80 children (aged 2- 6 yr) undergoing inguinal hernia repair were included in this prospective, randomized, double-blinded study. After inhalation induction of general anesthesia, caudal block was applied. Patients were randomly assigned in two groups. Normal saline 0.5mL added to ropivacaine 0.15% 1.0 ml/kg was administered to Group R , Magnesium 50mg (Magnesium 10% 0.5mL)added to ropivacaine 0.15% 1.0ml/kg to Group MR. Postoperative pain was recorded at 30min and 1,2,3 h by using Hospital of Eastern Ontario Pain Scale (CHEOPS, 0-10) and Faces Legs Activity Cry Consolability tool (FLACC, 0-10).

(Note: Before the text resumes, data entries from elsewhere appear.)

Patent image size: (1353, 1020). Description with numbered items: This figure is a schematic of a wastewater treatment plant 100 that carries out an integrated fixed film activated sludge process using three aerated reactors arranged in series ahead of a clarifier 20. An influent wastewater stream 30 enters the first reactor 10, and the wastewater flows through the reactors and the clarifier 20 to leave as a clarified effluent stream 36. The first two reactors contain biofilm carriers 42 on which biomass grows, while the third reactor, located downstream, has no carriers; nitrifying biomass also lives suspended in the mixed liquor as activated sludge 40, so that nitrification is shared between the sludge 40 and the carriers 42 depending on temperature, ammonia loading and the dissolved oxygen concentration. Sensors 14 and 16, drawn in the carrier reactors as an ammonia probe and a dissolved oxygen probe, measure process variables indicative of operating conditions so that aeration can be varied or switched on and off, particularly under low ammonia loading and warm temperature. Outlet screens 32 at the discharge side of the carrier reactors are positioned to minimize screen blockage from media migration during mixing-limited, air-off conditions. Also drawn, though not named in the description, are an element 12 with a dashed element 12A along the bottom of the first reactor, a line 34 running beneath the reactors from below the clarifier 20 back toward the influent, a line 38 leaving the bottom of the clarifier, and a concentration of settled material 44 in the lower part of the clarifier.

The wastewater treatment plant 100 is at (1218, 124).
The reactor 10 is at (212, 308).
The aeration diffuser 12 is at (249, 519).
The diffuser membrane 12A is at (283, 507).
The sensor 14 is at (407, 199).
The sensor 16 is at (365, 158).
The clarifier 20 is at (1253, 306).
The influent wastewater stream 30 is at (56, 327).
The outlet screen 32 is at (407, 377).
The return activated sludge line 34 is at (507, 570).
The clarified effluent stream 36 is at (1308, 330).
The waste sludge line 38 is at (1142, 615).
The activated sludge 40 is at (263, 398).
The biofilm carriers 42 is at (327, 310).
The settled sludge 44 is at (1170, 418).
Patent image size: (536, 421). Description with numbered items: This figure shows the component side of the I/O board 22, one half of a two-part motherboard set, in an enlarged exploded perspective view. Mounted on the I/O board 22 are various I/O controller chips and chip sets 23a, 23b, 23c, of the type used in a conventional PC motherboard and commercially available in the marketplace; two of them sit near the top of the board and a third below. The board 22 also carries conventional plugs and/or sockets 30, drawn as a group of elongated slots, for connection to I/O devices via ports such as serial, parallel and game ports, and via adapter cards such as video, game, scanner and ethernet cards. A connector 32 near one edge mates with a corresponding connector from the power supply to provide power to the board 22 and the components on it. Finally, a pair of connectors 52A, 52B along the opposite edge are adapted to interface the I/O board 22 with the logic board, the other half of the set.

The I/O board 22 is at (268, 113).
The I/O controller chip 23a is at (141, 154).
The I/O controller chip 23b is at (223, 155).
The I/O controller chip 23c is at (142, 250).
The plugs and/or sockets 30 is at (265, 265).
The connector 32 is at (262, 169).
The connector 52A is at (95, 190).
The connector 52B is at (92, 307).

Participants will be followed for the duration of hospital stay, an expected average of 3 hours.
After discharge, rescue analgesic consumption, pain scores (Parents Postoperative Pain Measurement, PPPM), and adverse effects were evaluated for 48h.
The time to first supplemental oral analgesic medication demand was defined as the time from the end of surgery to the first registration of a PPPM( 0 - 15) ≥ 6 by parent's observation. 48 hours after surgery, reports of delayed side effects and demands for rescue analgesics from the child were gathered from parents via a telephone interview.